In the introduction, the researcher asks the question: “Is the era of racial prejudice over? And over the chapters of her research trying to deny it. Since the stereotypes about black bodies that were legalized by medical and scientific authorities throughout the nineteenth and twentieth centuries, many of them are still entrenched in the consciousness of large sections of European peoples, and have even become entrenched in the consciousness of the colonial African peoples themselves. Indeed, Western medical practices are still - in part - captive to the superior view of African peoples. If the writer does not refer to this, it seems useful to refer to the story of the hepatitis C virus, which was mentioned in the study of the French researcher Guillaume Lachenal “When colonial medicine leaves traces”, [2] Which seems to be an example of this persistence: at the beginning of the 1990s, surveys were launched in forest areas in Central Africa to assess the spread of hepatitis C virus among the local population, which is transmitted mainly through blood or during blood transfusions or contaminated injections, and causes infection in a number of Many people develop chronic liver damage, often fatal. The results, which were shocking to virologists, show that viral hepatitis is largely present in these isolated and landlocked areas, where the elderly are particularly affected, and prevalence rates reach 60% in some villages.

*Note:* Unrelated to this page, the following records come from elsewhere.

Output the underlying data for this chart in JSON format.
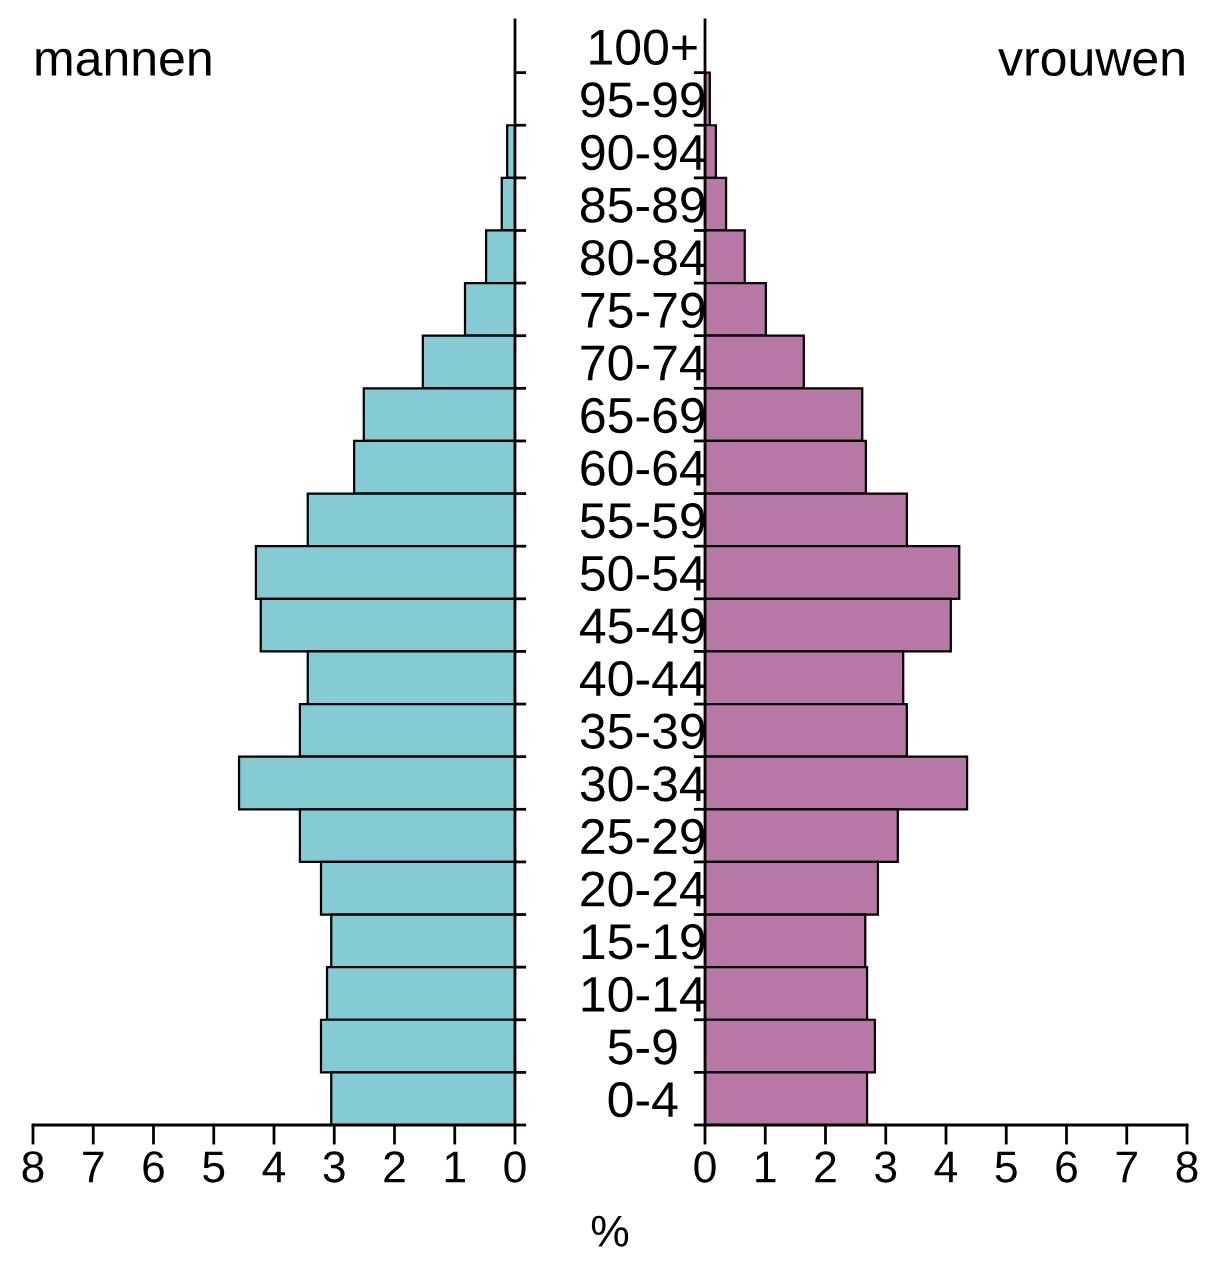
{
  "chart_data": [
    {
      "type": "bar",
      "orientation": "horizontal",
      "title": "mannen",
      "categories": [
        "100+",
        "95-99",
        "90-94",
        "85-89",
        "80-84",
        "75-79",
        "70-74",
        "65-69",
        "60-64",
        "55-59",
        "50-54",
        "45-49",
        "40-44",
        "35-39",
        "30-34",
        "25-29",
        "20-24",
        "15-19",
        "10-14",
        "5-9",
        "0-4"
      ],
      "series": [
        {
          "color": "#84cbd3",
          "values": [
            0,
            0,
            0.13,
            0.22,
            0.48,
            0.83,
            1.53,
            2.51,
            2.67,
            3.44,
            4.3,
            4.22,
            3.44,
            3.57,
            4.58,
            3.57,
            3.22,
            3.05,
            3.12,
            3.22,
            3.05
          ]
        }
      ],
      "xlim": [
        8,
        0
      ],
      "xticks": [
        8,
        7,
        6,
        5,
        4,
        3,
        2,
        1,
        0
      ],
      "grid": false,
      "legend": false,
      "annotations": [
        "%"
      ]
    },
    {
      "type": "bar",
      "orientation": "horizontal",
      "title": "vrouwen",
      "categories": [
        null,
        null,
        null,
        null,
        null,
        null,
        null,
        null,
        null,
        null,
        null,
        null,
        null,
        null,
        null,
        null,
        null,
        null,
        null,
        null,
        null
      ],
      "series": [
        {
          "color": "#b878a6",
          "values": [
            0,
            0.08,
            0.18,
            0.35,
            0.66,
            1.01,
            1.64,
            2.61,
            2.67,
            3.35,
            4.22,
            4.08,
            3.29,
            3.35,
            4.35,
            3.2,
            2.87,
            2.66,
            2.69,
            2.82,
            2.69
          ]
        }
      ],
      "xlim": [
        0,
        8
      ],
      "xticks": [
        0,
        1,
        2,
        3,
        4,
        5,
        6,
        7,
        8
      ],
      "grid": false,
      "legend": false,
      "tick_labels": "x"
    }
  ]
}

Twenty years later, the mystery is coming to an end: research in Cameroon and the Central African Republic has shown that viral hepatitis was widely transmitted to the population through non-sterile injections during medical campaigns carried out during the colonial era. In other words, this epidemic reveals that colonial medicine, sometimes presented as a 'positive effect' of colonialism, was a catastrophe for the transmission of blood-borne pathogens. And so the hepatitis C epidemic appears, quite tragically, as a form of the "continuing curse" of colonialism, though it practically ended half a century or more ago, but it nevertheless continues in unseen forms.